On 28 September 2010 the community announces the The Document Foundation (TDF), a new independent foundation, and the suite’s fork under the name LibreOffice. Oracle is invited to participate but declines. The fork includes most of the core team (Novell/SUSE, Red Hat, Canonical, Google, individual developers).
LibreOffice 3.3
LibreOffice 3.3 is released on 25 January 2011 as the first stable version. It unifies:
- OpenOffice.org 3.3 beta — starting base
- Go-oo — OpenOffice.org fork maintained by Novell from 2007 with substantial improvements (more faithful MS Office import/export, stability fixes, additional features)
- Patches accumulated by Linux distributions (Fedora, Ubuntu, openSUSE, Debian) not integrated upstream
LGPLv3+ licence for new contributions; legacy code remains under LGPLv3/MPL 1.1 dual licence.
Components
LibreOffice 3.3 includes OOo’s historical components:
- Writer — word processor
- Calc — spreadsheet
- Impress — presentations
- Base — database frontend
- Draw — vector diagrams
- Math — mathematical formula editor
Supported formats: native ODF (OpenDocument Format, ISO/IEC 26300), Microsoft Office (DOC/DOCX, XLS/XLSX, PPT/PPTX) in import/export with fidelity improved over OOo thanks to Go-oo work.
Governance
The The Document Foundation is born as a non-profit foundation, legally seated in Germany, structured to avoid the very risks that motivated the fork:
- Board of Directors elected by the community
- Membership open to individual contributors, not just corporate
- No corporate control — member companies (Novell, Red Hat, Canonical, Google) participate but do not govern
- Independent infrastructure (CVS/Git/Bugzilla/Mailing list)

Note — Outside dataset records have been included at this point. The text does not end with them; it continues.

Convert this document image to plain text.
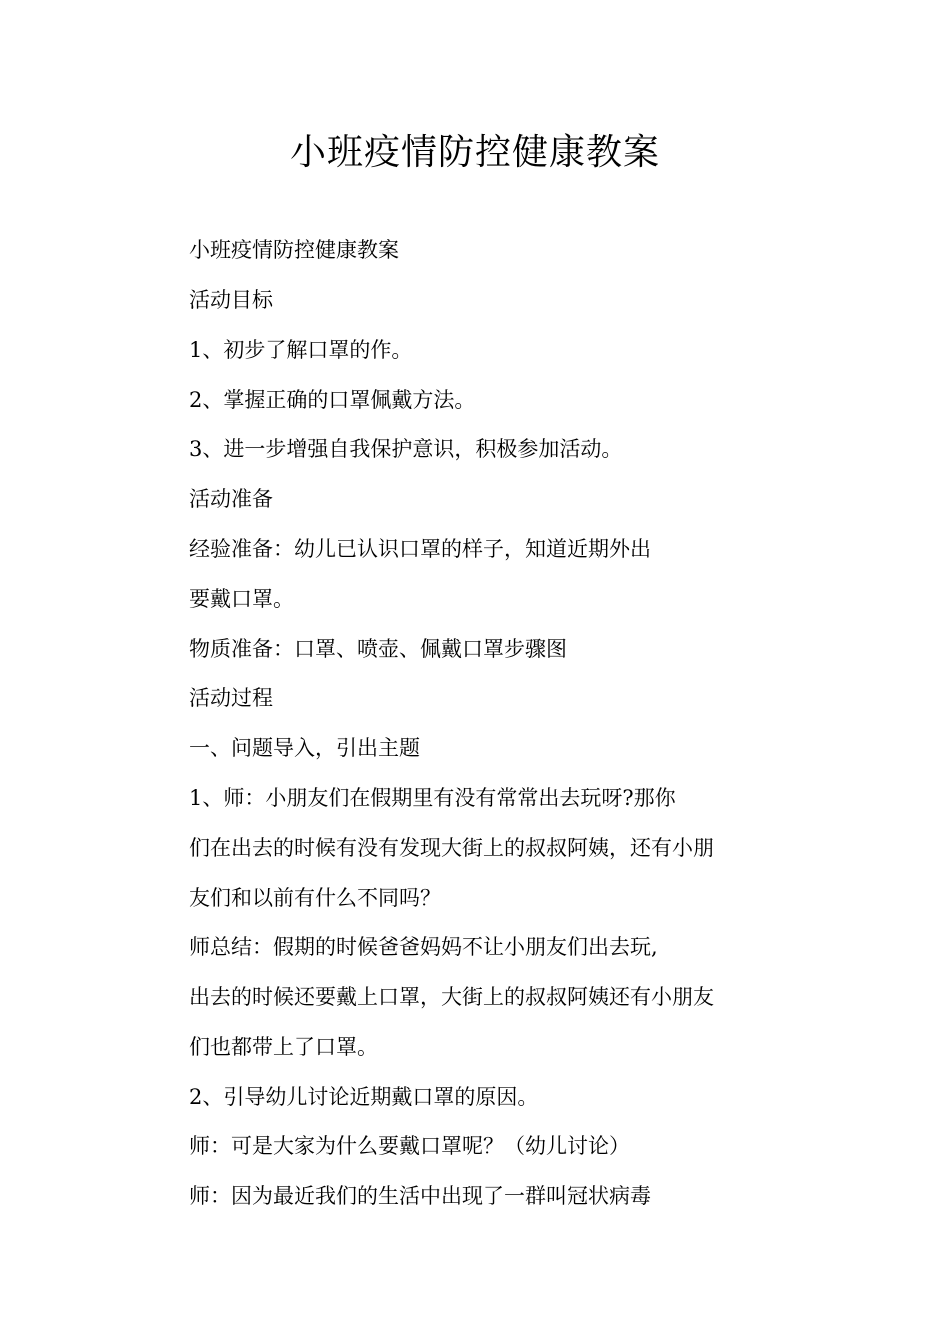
小班疫情防控健康教案

小班疫情防控健康教案

活动目标

1、初步了解口罩的作。

2、掌握正确的口罩佩戴方法。

3、进一步增强自我保护意识，积极参加活动。

活动准备

经验准备：幼儿已认识口罩的样子，知道近期外出

要戴口罩。

物质准备：口罩、喷壶、佩戴口罩步骤图

活动过程

一、问题导入，引出主题

1、师：小朋友们在假期里有没有常常出去玩呀?那你

们在出去的时候有没有发现大街上的叔叔阿姨，还有小朋

友们和以前有什么不同吗？

师总结：假期的时候爸爸妈妈不让小朋友们出去玩,

出去的时候还要戴上口罩，大街上的叔叔阿姨还有小朋友

们也都带上了口罩。

2、引导幼儿讨论近期戴口罩的原因。

师：可是大家为什么要戴口罩呢？（幼儿讨论）

师：因为最近我们的生活中出现了一群叫冠状病毒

The model will later influence other projects (OpenStack Foundation, Node.js Foundation).
Oracle watches
Oracle has not yet defined publicly its strategy for OpenOffice.org, but the pressure from a community that has moved to LibreOffice is pushing the company to decide what to do with the remaining code.
Institutional adoption
LibreOffice is rapidly adopted by Linux distributions and European public administrations:
- Ubuntu 11.04 (April 2011), Fedora 15, openSUSE, Debian — LibreOffice as default
- City of Munich (LiMux project) — use in tens of thousands of workstations (the project will have complex political vicissitudes in subsequent years)

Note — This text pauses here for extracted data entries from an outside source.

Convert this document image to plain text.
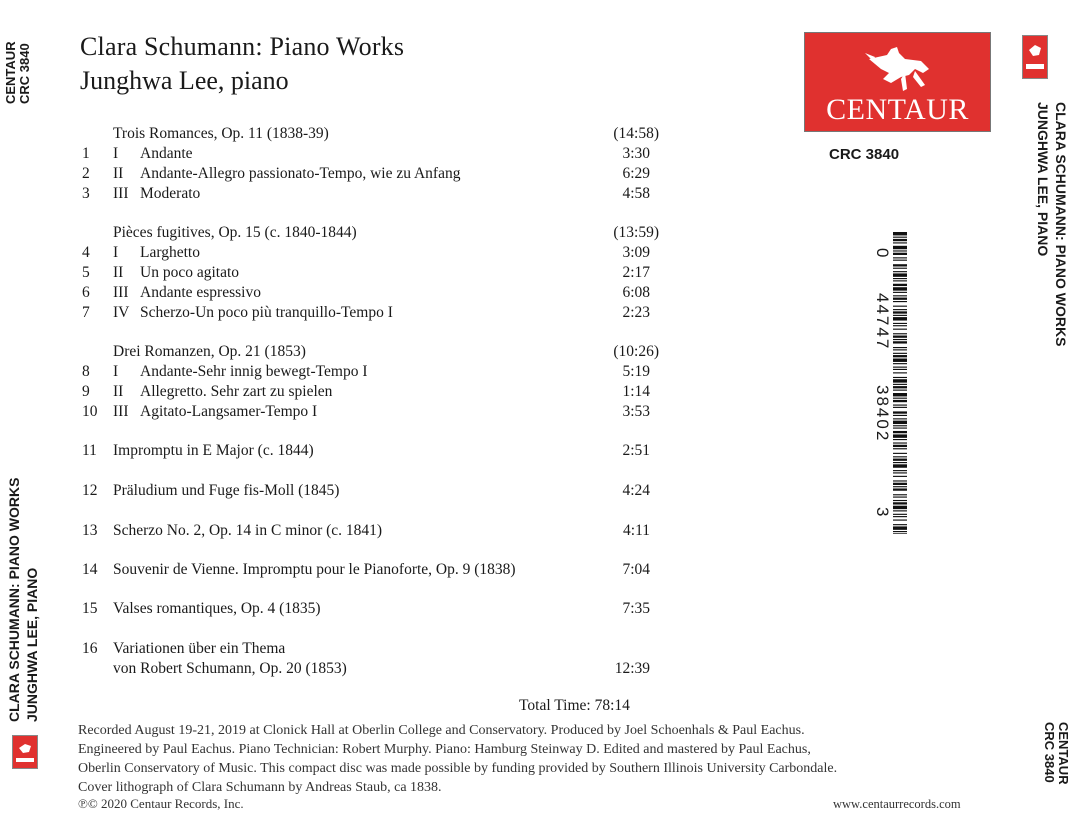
CENTAUR CRC 3840
CLARA SCHUMANN: PIANO WORKS JUNGHWA LEE, PIANO
CLARA SCHUMANN: PIANO WORKS
JUNGHWA LEE, PIANO
CENTAUR
CRC 3840
Clara Schumann: Piano Works
Junghwa Lee, piano
CENTAUR
CRC 3840
0
44747
38402
3
Trois Romances, Op. 11 (1838-39)	(14:58)
1	I Andante	3:30
2	II Andante-Allegro passionato-Tempo, wie zu Anfang	6:29
3	III Moderato	4:58
Pièces fugitives, Op. 15 (c. 1840-1844)	(13:59)
4	I Larghetto	3:09
5	II Un poco agitato	2:17
6	III Andante espressivo	6:08
7	IV Scherzo-Un poco più tranquillo-Tempo I	2:23
Drei Romanzen, Op. 21 (1853)	(10:26)
8	I Andante-Sehr innig bewegt-Tempo I	5:19
9	II Allegretto. Sehr zart zu spielen	1:14
10	III Agitato-Langsamer-Tempo I	3:53
11	Impromptu in E Major (c. 1844)	2:51
12	Präludium und Fuge fis-Moll (1845)	4:24
13	Scherzo No. 2, Op. 14 in C minor (c. 1841)	4:11
14	Souvenir de Vienne. Impromptu pour le Pianoforte, Op. 9 (1838)	7:04
15	Valses romantiques, Op. 4 (1835)	7:35
16	Variationen über ein Thema
von Robert Schumann, Op. 20 (1853)	12:39
Total Time: 78:14
Recorded August 19-21, 2019 at Clonick Hall at Oberlin College and Conservatory. Produced by Joel Schoenhals & Paul Eachus.
Engineered by Paul Eachus. Piano Technician: Robert Murphy. Piano: Hamburg Steinway D. Edited and mastered by Paul Eachus,
Oberlin Conservatory of Music. This compact disc was made possible by funding provided by Southern Illinois University Carbondale.
Cover lithograph of Clara Schumann by Andreas Staub, ca 1838.
℗© 2020 Centaur Records, Inc.	www.centaurrecords.com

- French Gendarmerie — documented migration
- Italy — adoption in various regional and municipal PAs, supported by CAD reuse plan
The meaning
LibreOffice 3.3 represents a precautionary fork — the community acted preemptively, without waiting for explicit damage from Oracle. The choice proved correct: the independent foundation enabled more active development and more aggressive technical choices than Oracle would have tolerated.
From the Italian standpoint, LibreOffice is bound to become the main vector of ODF diffusion as a public exchange format.
References: LibreOffice 3.3 (25 January 2011). The Document Foundation (founded 28 September 2010, Germany). Fork from OpenOffice.org 3.3 beta + Go-oo. LGPLv3+ licence. ODF (ISO/IEC 26300).